Understanding the genetic contributions behind skeletal muscle composition and metabolism is of great interest in medicine and agriculture. Attempts to dissect these complex traits combine genome-wide genotyping, expression data analyses and network analyses. Weighted gene co-expression network analysis (WGCNA) groups genes into modules based on patterns of co-expression, which can be linked to phenotypes by correlation analysis of trait values and the module eigengenes, i.e. the first principal component of a given module. Network hub genes and regulators of the genes in the modules are likely to play an important role in the emergence of respective traits. In order to detect common regulators of genes in modules showing association with meat quality traits, we identified eQTL for each of these genes, including the highly connected hub genes. Additionally, the module eigengene values were used for association analyses in order to derive a joint eQTL for the respective module. Thereby major sites of orchestrated regulation of genes within trait-associated modules were detected as hotspots of eQTL of many genes of a module and of its eigengene. These sites harbor likely common regulators of genes in the modules. We exemplarily showed the consistent impact of candidate common regulators on the expression of members of respective modules by RNAi knockdown experiments. In fact, Cxcr7 was identified and validated as a regulator of genes in a module, which is involved in the function of defense response in muscle cells. Zfp36l2 was confirmed as a regulator of genes of a module related to cell death or apoptosis pathways. The integration of eQTL in module networks enabled to interpret the differentially-regulated genes from a systems perspective. By integrating genome-wide genomic and transcriptomic data, employing co-expression and eQTL analyses, the study revealed likely regulators that are involved in the fine-tuning and synchronization of genes with trait-associated expression.

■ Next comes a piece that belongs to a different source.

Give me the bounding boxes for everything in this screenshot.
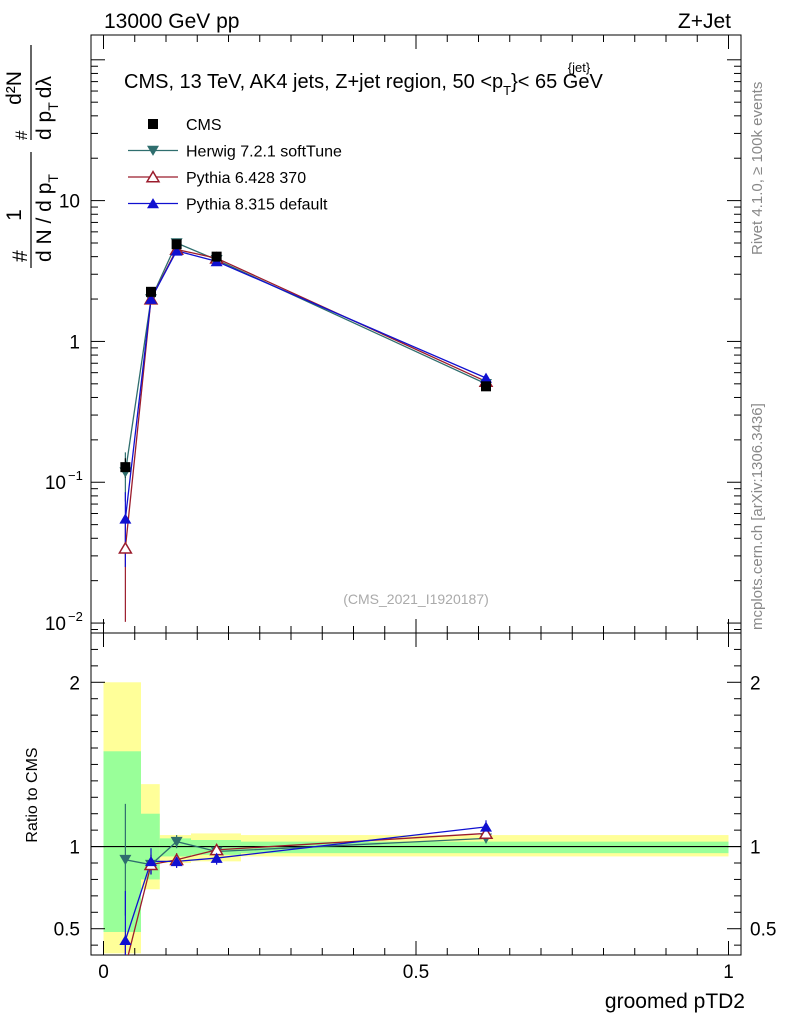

了解骨骼肌组成和代谢背后的遗传贡献在医学和农业领域备受关注。剖析这些复杂性状的尝试结合了全基因组基因分型、表达数据分析和网络分析。加权基因共表达网络分析(WGCNA)根据共表达模式将基因分组为模块,通过性状值与模块特征基因(即给定模块的第一主成分)的相关性分析,可将这些模块与表型联系起来。模块中的网络枢纽基因和基因调节因子可能在各自性状的出现中发挥重要作用。为了检测与肉质性状相关的模块中基因的共同调节因子,我们鉴定了这些基因(包括高度连接的枢纽基因)中的每个基因的表达数量性状基因座(eQTL)。此外,模块特征基因值用于关联分析,以得出各个模块的联合eQTL。由此,性状相关模块内基因协调调控的主要位点被检测为模块中许多基因及其特征基因的eQTL热点。这些位点可能包含模块中基因的共同调节因子。我们通过RNA干扰敲低实验示例性地展示了候选共同调节因子对各个模块成员表达的一致影响。事实上,Cxcr7被鉴定并验证为一个模块中基因的调节因子,该模块参与肌肉细胞中的防御反应功能。Zfp36l2被确认为与细胞死亡或凋亡途径相关模块中基因的调节因子。在模块网络中整合eQTL能够从系统角度解释差异调节的基因。通过整合全基因组范围的基因组和转录组数据,采用共表达和eQTL分析,该研究揭示了可能参与与性状相关表达的基因精细调节和同步的调节因子。